This repository can be used to reproduce results from our paper Towards Prioritizing GitHub Issues
python3 -m venv venv
pip install -r requirements.txt
source venv/bin/activate
The dataset of 1500 closed and 1500 open issues pulled from Tensorflow repository is available under final/data
folder in pickle file format.
Reading the issue pickle files:
a. tf_issues.pickle
b. tf_closed_issues.pickle
f = open('data/tf_closed_issues.pickle', 'rb')
issues = pickle.load(f)
f.close()
# issues is a JSON List consisting of `json` objects with the following keys (one per issue).
# number
# id
# created_at
# state
# author_association
# title
# body
# comments
# timeline_url
# closed_at
# labels
# assignees
Reading the issue states pickle files:
a. tf_issue_states.pickle
b. tf_closed_issue_states.pickle
f = open('data/tf_closed_issue_states.pickle', 'rb')

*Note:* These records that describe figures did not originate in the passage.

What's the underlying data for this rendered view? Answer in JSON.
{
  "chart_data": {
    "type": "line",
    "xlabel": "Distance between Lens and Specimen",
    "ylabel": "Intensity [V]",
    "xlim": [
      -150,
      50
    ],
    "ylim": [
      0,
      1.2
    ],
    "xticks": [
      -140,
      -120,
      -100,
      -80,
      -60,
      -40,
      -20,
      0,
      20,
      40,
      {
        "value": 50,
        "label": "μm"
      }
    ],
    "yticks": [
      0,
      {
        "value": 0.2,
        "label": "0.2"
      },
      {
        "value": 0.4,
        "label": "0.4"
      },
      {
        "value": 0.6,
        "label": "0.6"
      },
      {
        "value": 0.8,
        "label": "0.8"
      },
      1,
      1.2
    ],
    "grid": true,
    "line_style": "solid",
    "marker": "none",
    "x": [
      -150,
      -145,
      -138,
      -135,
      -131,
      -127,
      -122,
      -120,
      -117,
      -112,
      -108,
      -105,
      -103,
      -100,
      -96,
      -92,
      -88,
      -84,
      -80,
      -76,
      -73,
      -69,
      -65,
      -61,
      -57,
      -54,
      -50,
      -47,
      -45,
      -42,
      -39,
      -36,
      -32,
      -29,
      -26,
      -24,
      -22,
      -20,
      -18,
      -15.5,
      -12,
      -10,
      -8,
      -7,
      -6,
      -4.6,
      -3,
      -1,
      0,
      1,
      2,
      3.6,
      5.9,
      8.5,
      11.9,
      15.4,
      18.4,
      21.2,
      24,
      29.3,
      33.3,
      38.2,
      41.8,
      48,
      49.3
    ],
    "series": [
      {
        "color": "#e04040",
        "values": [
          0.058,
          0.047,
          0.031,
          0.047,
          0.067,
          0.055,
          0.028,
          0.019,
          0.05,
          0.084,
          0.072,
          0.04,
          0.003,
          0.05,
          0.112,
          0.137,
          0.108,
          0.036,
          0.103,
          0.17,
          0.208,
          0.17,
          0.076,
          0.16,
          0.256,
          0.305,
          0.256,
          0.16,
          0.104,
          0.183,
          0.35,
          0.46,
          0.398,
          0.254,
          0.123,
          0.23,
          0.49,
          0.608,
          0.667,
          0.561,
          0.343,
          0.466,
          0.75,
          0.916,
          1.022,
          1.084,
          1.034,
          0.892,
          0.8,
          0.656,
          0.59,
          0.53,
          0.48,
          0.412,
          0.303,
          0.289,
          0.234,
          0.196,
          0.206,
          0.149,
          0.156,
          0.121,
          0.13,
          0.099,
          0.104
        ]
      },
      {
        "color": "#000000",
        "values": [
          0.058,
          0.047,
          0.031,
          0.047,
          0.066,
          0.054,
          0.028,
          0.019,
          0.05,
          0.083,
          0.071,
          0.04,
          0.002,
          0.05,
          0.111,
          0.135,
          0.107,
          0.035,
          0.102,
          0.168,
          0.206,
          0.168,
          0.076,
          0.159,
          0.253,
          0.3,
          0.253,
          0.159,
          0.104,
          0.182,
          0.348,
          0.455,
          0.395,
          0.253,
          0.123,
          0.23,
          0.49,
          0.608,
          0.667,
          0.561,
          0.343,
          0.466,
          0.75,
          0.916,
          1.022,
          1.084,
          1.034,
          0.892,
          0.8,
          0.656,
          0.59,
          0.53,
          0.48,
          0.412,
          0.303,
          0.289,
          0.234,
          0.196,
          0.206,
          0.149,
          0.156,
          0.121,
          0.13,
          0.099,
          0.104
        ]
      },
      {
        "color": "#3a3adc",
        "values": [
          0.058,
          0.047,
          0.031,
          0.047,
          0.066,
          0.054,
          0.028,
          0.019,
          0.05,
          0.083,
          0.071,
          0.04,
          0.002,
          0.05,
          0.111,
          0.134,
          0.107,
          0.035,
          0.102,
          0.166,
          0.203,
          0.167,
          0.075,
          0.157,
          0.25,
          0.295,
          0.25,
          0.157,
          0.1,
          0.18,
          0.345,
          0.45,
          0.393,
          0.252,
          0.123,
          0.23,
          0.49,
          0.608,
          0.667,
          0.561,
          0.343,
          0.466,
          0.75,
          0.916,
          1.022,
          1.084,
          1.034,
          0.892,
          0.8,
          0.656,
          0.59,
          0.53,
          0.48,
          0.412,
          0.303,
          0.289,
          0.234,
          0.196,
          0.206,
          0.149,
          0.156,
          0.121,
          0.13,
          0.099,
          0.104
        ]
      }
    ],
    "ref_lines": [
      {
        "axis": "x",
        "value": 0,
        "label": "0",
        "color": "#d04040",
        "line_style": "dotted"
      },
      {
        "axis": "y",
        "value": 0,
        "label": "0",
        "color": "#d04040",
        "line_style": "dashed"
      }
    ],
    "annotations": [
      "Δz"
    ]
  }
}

all_states = pickle.load(f)
f.close()
# Reads a list of State objects as defined in final/State.py
The following script reads dataset from the pickles, evaluates and prints the Pearson correlation coefficient and the Spearman correlation coefficient as descibed in Section 5.2 of the paper.
# within final folder
python hotness.py
The following script measures classification accuracy of different classifiers on the task of predicting closing date for issues as presented in Table 5 of the paper.
# within final folder
python predict_close_date.py
The following script generates the graph for issue lifetimes vs number of issues as presented in Figure-3 of the paper.
# within final folder
python chart_close_dates.py
The following scripts performs LDA on the whole corpus of issues and prints identified topics. It also prints topics and their associated scores for some sample issues.
# within final folder
python lda.py
Scripts used to scrape the dataset can be found under final/data_retrieval
. Please add your GitHub authentication token and specify the number of pages to scrape in final/data_retrieval/Config.py
. 100 issues are scraped per page. The default repository is set to tensorflow
and issue state is set to closed
which can also be changed from Config.py
. Then run,
# within final folder
python data_retrieval/Timeline.py
# This generates pickle files for issues and issue timelines.